SINGAPORE — Organised crime rings who fuelled an "explosion" of human trafficking and cyber scam centres during the pandemic have expanded from South-east Asia into a global network making up to US$3 trillion (S$4 trillion) a year, the head of Interpol said on March 27.
"Driven by online anonymity, inspired by new business models and accelerated by Covid, these organised crime groups are now working at a scale that was unimaginable a decade ago," Interpol secretary-general Jurgen Stock told a briefing at the global police coordination body's Singapore office.
"What began as a regional crime threat in South-east Asia has become a global human trafficking crisis, with millions of victims, both in the cyber scam centres and as targets."
The new cyber-scam centres, often staffed by unwilling staff trafficked with the promise of legitimate jobs, helped organised crime groups diversify their revenue from drug trafficking, Stock said.
Drug trafficking businesses still contributed 40 per cent to 70 per cent of criminal groups' income, he said.
"But we see groups clearly diversifying their criminal businesses using drug trafficking routes also for trafficking of human beings, trafficking of arms, intellectual property, stolen products, car theft," Stock said.
About US$2 trillion to US$3 trillion in illicit proceeds are channelled through the global financial system annually, he said, adding that an organised crime group can make US$50 billion a year.

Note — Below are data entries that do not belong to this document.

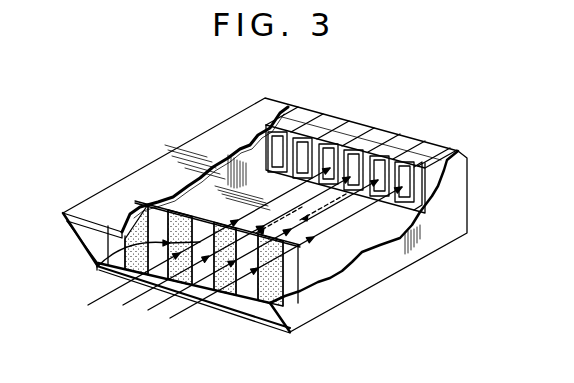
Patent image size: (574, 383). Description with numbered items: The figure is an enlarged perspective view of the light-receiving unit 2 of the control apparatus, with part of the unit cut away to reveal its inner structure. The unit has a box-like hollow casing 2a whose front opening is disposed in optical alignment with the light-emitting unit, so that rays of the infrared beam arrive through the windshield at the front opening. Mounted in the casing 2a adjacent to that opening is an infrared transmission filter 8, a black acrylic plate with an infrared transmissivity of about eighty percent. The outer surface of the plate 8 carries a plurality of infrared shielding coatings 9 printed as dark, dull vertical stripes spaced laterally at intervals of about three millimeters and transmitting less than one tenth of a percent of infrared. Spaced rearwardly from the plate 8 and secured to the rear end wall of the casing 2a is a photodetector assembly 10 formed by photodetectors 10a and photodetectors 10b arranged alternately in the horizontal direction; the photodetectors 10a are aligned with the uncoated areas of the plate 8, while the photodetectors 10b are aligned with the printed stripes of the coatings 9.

The light-receiving unit 2 is at (180, 109).
The casing 2a is at (382, 268).
The infrared transmission filter 8 is at (303, 264).
The infrared shielding coatings 9 is at (106, 265).
The photodetector assembly 10 is at (362, 137).
The photodetectors 10a is at (333, 140).
The photodetectors 10b is at (356, 147).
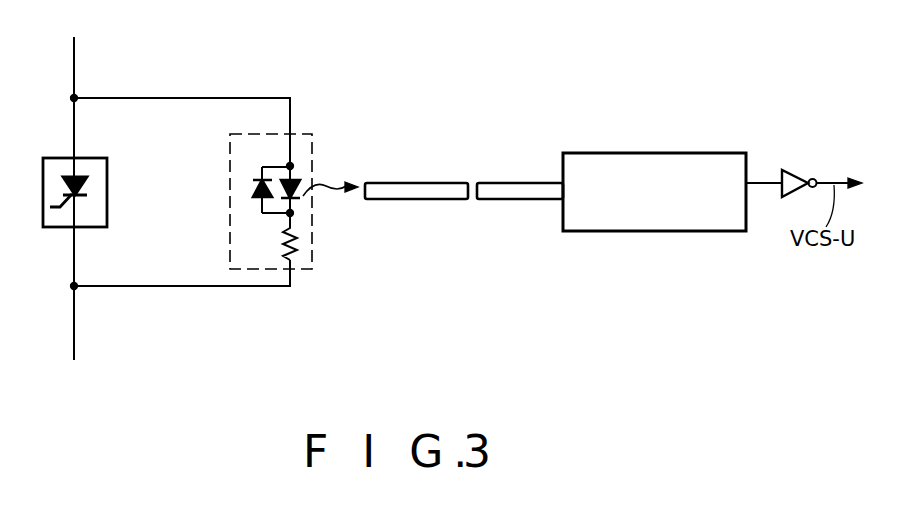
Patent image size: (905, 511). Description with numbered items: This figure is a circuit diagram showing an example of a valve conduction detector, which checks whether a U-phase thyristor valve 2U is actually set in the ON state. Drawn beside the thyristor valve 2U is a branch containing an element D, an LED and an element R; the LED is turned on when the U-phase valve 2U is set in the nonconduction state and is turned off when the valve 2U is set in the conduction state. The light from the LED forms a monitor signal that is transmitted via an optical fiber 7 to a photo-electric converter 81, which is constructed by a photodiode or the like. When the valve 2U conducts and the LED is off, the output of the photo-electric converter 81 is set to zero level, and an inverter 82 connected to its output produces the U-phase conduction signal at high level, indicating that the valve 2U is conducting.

The thyristor valve 2U is at (107, 203).
The diode D is at (250, 190).
The element LED is at (296, 180).
The resistor R is at (282, 245).
The optical fiber 7 is at (400, 240).
The photo-electric converter 81 is at (686, 155).
The inverter 82 is at (791, 171).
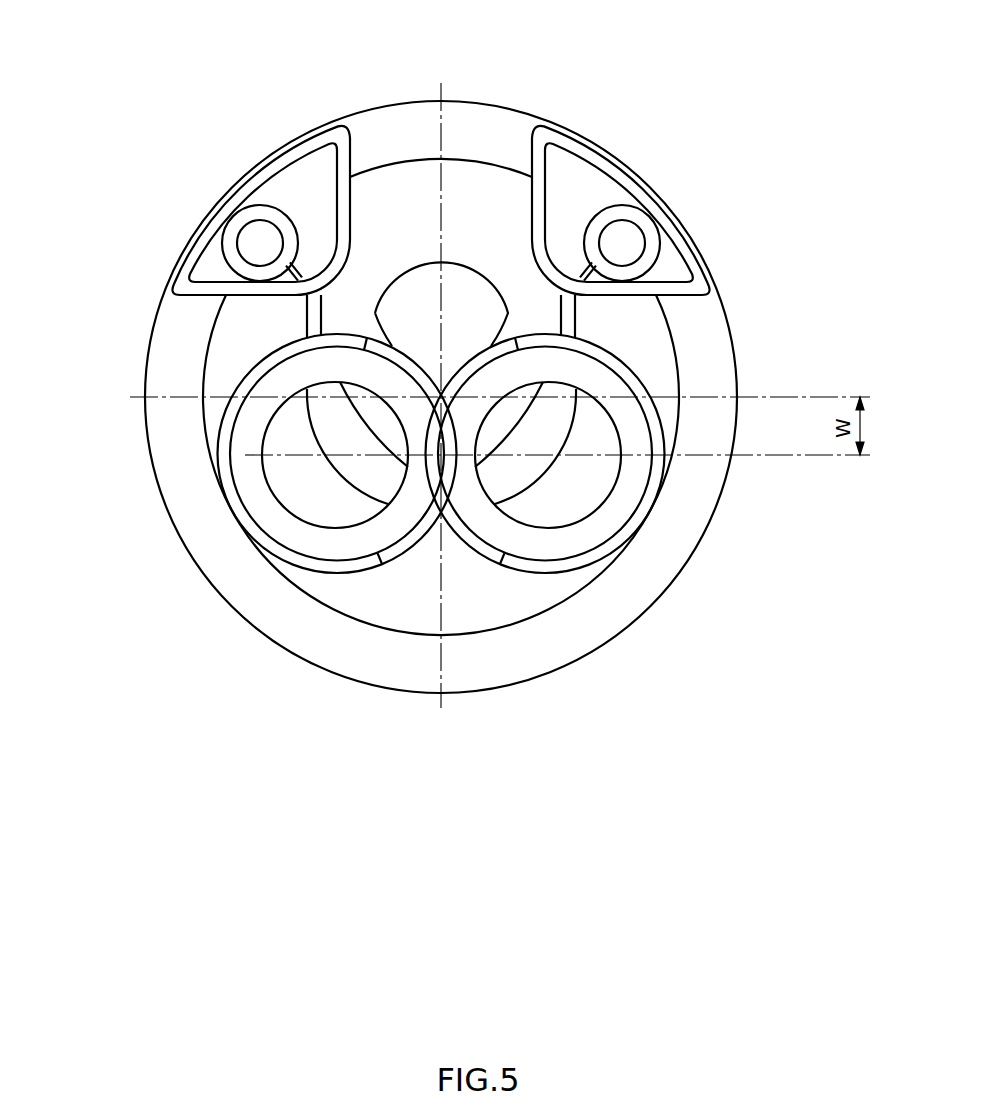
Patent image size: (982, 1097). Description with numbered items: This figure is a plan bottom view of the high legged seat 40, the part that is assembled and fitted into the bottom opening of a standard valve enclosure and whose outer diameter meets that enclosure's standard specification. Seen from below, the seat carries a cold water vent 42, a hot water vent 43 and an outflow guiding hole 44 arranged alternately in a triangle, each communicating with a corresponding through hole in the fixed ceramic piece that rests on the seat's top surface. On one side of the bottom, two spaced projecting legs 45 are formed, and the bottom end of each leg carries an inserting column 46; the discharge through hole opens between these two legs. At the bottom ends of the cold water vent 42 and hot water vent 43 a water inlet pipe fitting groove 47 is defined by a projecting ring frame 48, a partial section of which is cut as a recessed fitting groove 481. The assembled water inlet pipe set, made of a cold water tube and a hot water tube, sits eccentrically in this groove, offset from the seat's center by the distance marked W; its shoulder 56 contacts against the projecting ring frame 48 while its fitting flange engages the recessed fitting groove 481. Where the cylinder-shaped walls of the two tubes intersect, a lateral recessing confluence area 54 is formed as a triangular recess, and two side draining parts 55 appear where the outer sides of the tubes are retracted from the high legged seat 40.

The United Nations said in 2023 that more than 100,000 people had been trafficked into online scam centres in Cambodia. In November, Myanmar handed over thousands of fugitive Chinese telecommunications fraud suspects to China.
A Reuters investigation in 2023 detailed the emergence in Thailand of one branch of such alleged cybercrime and its financing.
Stock praised Singapore for its success in uncovering a money laundering case in 2023 involving seized assets amounting to more than S$3 billion.